14 Toen ging de priester Hilkia, en Ahikam, en Achbor, en Safan, en Asaja henen tot de profetes Hulda, de huisvrouw van Sallum, den zoon van Tikva, den zoon van Harhas, den klederbewaarder (zij nu woonde te Jeruzalem, in het tweede deel), en zij spraken tot haar.
Hilkiah the priest, Ahikam, Acbor, Shaphan, and Asaiah went and spoke to Huldah the prophetess, the wife of Shallum, son of Tokhath, the son of Hasrah, custodian of the wardrobe. She lived in Jerusalem, in the city's second quarter.
15 En zij zeide tot hen: Zo zegt de HEERE, de God Israels: Zegt tot den man, die u tot mij gezonden heeft:
She told them, “This is what the Lord, the God of Israel, says: Tell the man who sent you to me,
16 Zo zegt de HEERE: Zie, Ik zal kwaad over deze plaats brengen, en voer haar inwoners, namelijk al de woorden des boeks, dat de koning van Juda gelezen heeft.
this is what the Lord says: I am about to bring disaster down on this place and on its people, in accordance with everything written in the book that has been read to the king of Judah.
17 Daarom dat zij Mij verlaten, en anderen goden gerookt hebben, opdat zij Mij tot toorn verwekten met al het werk hunner handen, zo zal Mijn grimmigheid aangestoken worden, tegen deze plaats, en niet uitgeblust worden.
They have abandoned me and offered sacrifices to other gods, making me angry by everything they've done. My anger will be poured out upon this place and will not be stopped.
18 Maar tot den koning van Juda, die u gezonden heeft, om den HEERE te vragen, alzo zult gij tot hem zeggen: Zo zegt de HEERE, de God Israels: Aangaande de woorden, die gij gehoord hebt;
But tell the king of Judah who sent you to ask the Lord, tell him this is what the Lord, the God of Israel, says: As for what you heard read to you—
19 Omdat uw hart week geworden is, en gij u voor het aangezicht des HEEREN vernederd hebt, als gij hoordet, wat Ik gesproken heb tegen deze plaats en derzelver inwoners, dat zij tot een verwoesting en vloek zullen worden, en dat gij uw klederen gescheurd en voor Mijn aangezicht geweend hebt; zo heb Ik u ook verhoord, spreekt de HEERE.

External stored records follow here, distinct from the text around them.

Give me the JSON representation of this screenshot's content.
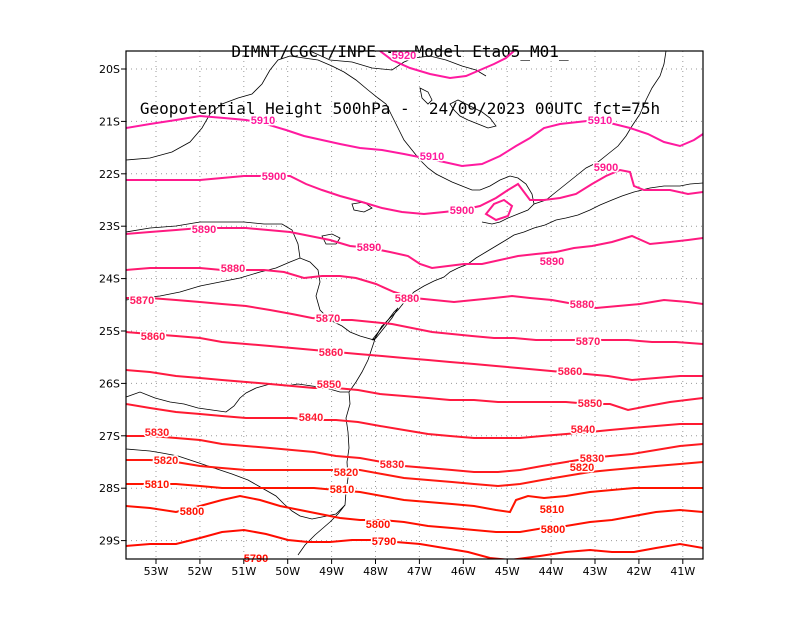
{
  "title": {
    "line1": "DIMNT/CGCT/INPE -  Model Eta05_M01_",
    "line2": "Geopotential Height 500hPa -  24/09/2023 00UTC fct=75h"
  },
  "axes": {
    "lon_labels": [
      "53W",
      "52W",
      "51W",
      "50W",
      "49W",
      "48W",
      "47W",
      "46W",
      "45W",
      "44W",
      "43W",
      "42W",
      "41W"
    ],
    "lat_labels": [
      "20S",
      "21S",
      "22S",
      "23S",
      "24S",
      "25S",
      "26S",
      "27S",
      "28S",
      "29S"
    ]
  },
  "contours": [
    {
      "value": 5920,
      "color": "#ff1aa0",
      "labels": [
        "5920"
      ]
    },
    {
      "value": 5910,
      "color": "#ff1aa0",
      "labels": [
        "5910",
        "5910",
        "5910"
      ]
    },
    {
      "value": 5900,
      "color": "#ff1a8c",
      "labels": [
        "5900",
        "5900",
        "5900"
      ]
    },
    {
      "value": 5890,
      "color": "#ff1a80",
      "labels": [
        "5890",
        "5890",
        "5890"
      ]
    },
    {
      "value": 5880,
      "color": "#ff1a70",
      "labels": [
        "5880",
        "5880",
        "5880"
      ]
    },
    {
      "value": 5870,
      "color": "#ff1a60",
      "labels": [
        "5870",
        "5870",
        "5870"
      ]
    },
    {
      "value": 5860,
      "color": "#ff1a50",
      "labels": [
        "5860",
        "5860",
        "5860"
      ]
    },
    {
      "value": 5850,
      "color": "#ff1a40",
      "labels": [
        "5850",
        "5850"
      ]
    },
    {
      "value": 5840,
      "color": "#ff1a30",
      "labels": [
        "5840",
        "5840"
      ]
    },
    {
      "value": 5830,
      "color": "#ff1a20",
      "labels": [
        "5830",
        "5830",
        "5830"
      ]
    },
    {
      "value": 5820,
      "color": "#ff1a10",
      "labels": [
        "5820",
        "5820",
        "5820"
      ]
    },
    {
      "value": 5810,
      "color": "#ff1400",
      "labels": [
        "5810",
        "5810",
        "5810"
      ]
    },
    {
      "value": 5800,
      "color": "#ff1000",
      "labels": [
        "5800",
        "5800",
        "5800"
      ]
    },
    {
      "value": 5790,
      "color": "#ff0c00",
      "labels": [
        "5790",
        "5790"
      ]
    }
  ],
  "colors": {
    "frame": "#000000",
    "grid": "#9a9a9a",
    "coast": "#000000"
  }
}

because you were receptive and repentant before God when you heard his warnings against this place and against its people—that would become desolate and a curse—and because you have torn your clothes and wept before me, I have also heard you, declares the Lord.

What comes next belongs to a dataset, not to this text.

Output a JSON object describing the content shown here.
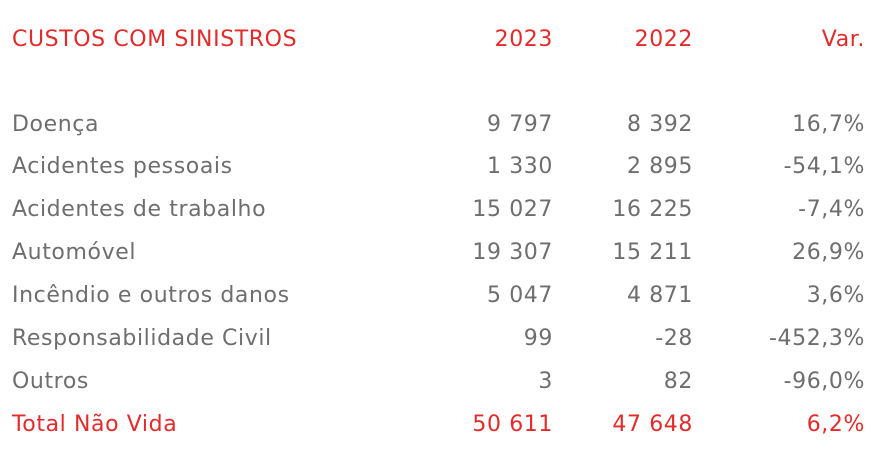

20 Daarom zie, Ik zal u verzamelen tot uw vaderen, en gij zult met vrede in uw graf verzameld worden, en uw ogen zullen al het kwaad niet zien, dat Ik over deze plaats brengen zal. En zij brachten den koning het antwoord weder.
All this will not happen until after you have died, and you will die in peace. You will not see all the disaster that I'm going to bring down on this place.” They went back to the king and gave him her response.